Tree planting plan still rouses debate

October 07, 1992|By Greg Tasker | Greg Tasker,Staff Writer

The final public hearing on Carroll County's proposed forest conservation ordinance drew the same arguments Monday night for and against efforts to conserve and plant more trees.

Developers, as they had before, opposed the state-mandated ordinance. They said regulations requiring them to retain trees or plant new ones would be costly.

Planners, environmentalists and workers in related fields urged the county commissioners to adopt the proposed plan, which, among other things, would require anyone who disturbs 25,000 square feet or more of land to draft a plan to replace any trees felled during development.

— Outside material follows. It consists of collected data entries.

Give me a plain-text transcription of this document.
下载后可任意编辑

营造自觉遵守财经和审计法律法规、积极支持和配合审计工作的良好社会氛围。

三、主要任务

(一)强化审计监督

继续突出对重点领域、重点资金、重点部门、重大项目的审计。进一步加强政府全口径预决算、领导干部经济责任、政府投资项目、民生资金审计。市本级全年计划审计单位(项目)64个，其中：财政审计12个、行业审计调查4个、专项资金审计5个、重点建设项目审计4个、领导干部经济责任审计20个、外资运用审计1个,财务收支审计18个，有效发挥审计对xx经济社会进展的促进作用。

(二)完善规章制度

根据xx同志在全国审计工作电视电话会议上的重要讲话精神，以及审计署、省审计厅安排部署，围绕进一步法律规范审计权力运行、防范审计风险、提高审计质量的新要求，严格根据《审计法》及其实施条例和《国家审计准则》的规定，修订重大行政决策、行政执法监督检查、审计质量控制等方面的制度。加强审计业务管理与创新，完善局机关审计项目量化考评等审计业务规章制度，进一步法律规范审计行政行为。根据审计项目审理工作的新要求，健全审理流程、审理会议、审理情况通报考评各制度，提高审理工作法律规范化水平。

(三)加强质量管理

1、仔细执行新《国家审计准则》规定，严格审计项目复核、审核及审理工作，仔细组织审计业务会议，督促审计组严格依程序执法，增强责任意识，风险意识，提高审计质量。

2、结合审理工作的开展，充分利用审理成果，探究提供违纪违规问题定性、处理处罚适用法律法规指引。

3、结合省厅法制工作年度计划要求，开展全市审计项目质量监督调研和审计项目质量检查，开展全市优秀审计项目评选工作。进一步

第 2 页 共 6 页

"Our organization believes this [ordinance] is far too inflexible and far too expensive," said Tom Ballentine, of the Home Builders Association of Maryland, who served on a committee that drafted the proposed ordinance.

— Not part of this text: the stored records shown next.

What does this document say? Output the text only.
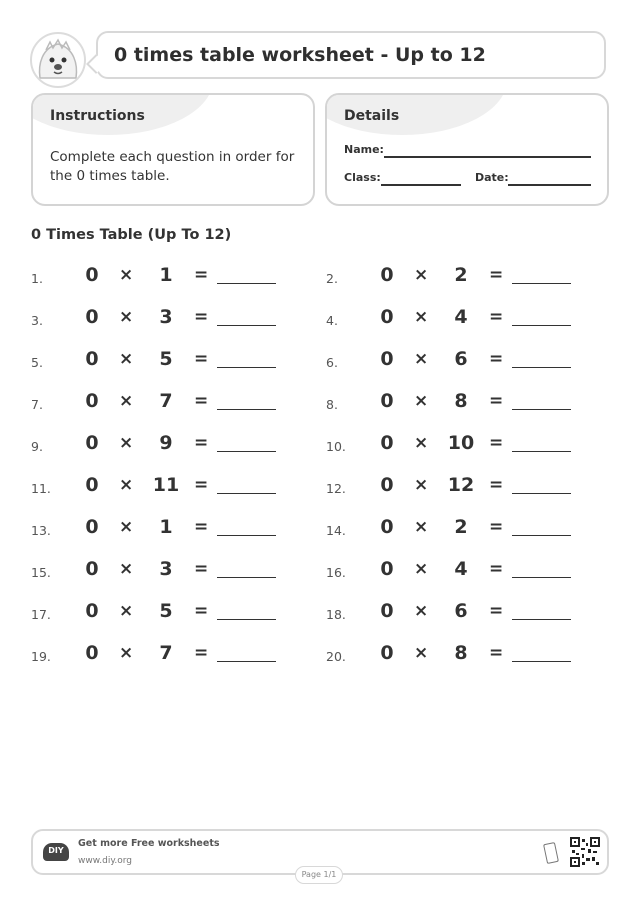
0 times table worksheet - Up to 12
Instructions
Complete each question in order for the 0 times table.
Details
Name:
Class:	Date:
0 Times Table (Up To 12)
1. 0 ×	1	=	2. 0 ×	2	=
3. 0 ×	3	=	4. 0 ×	4	=
5. 0 ×	5	=	6. 0 ×	6	=
7. 0 ×	7	=	8. 0 ×	8	=
9. 0 ×	9	=	10. 0 × 10 =
11. 0 × 11 =	12. 0 × 12 =
13. 0 ×	1	=	14. 0 ×	2	=
15. 0 ×	3	=	16. 0 ×	4	=
17. 0 ×	5	=	18. 0 ×	6	=
19. 0 ×	7	=	20. 0 ×	8	=
DIY
Get more Free worksheets
www.diy.org
Page 1/1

Mr. Ballentine and developers said any costs incurred by developers in retaining and planting trees would ultimately be passed onto homebuyers.

"The state law is fairer," said Martin K. P. Hill, a Manchester developer who has been a vocal opponent of Carroll's efforts.

Mr. Hill and others urged the commissioners to adopt the state's ordinance, which they said would be less restrictive and less costly.

But Noreen Cullen, of Carroll Earth Care, urged the commissioners to adopt the ordinance because "we owe it to our grandchildren to preserve our forests."

State officials who attended the hearing said Carroll's ordinance is more restrictive on some issues and less on others than the state's plan, in which developers may pay a fee in lieu of replacing the trees. They said the state Department of Natural Resources has given Carroll's plan conditional approval.

Jeff Horan, who is coordinating implementation of the forest conservation law throughout Maryland, said Carroll's proposal encourages good site development, which saves developers money and gives everyone a better product.

Some developers contended at the hearing that the county's forest coverage increased during the past decade.

State officials said that while that may be the case, Carroll has the lowest percentage of forested ground of any county in the state.

County officials have said 23 percent of Carroll is forested.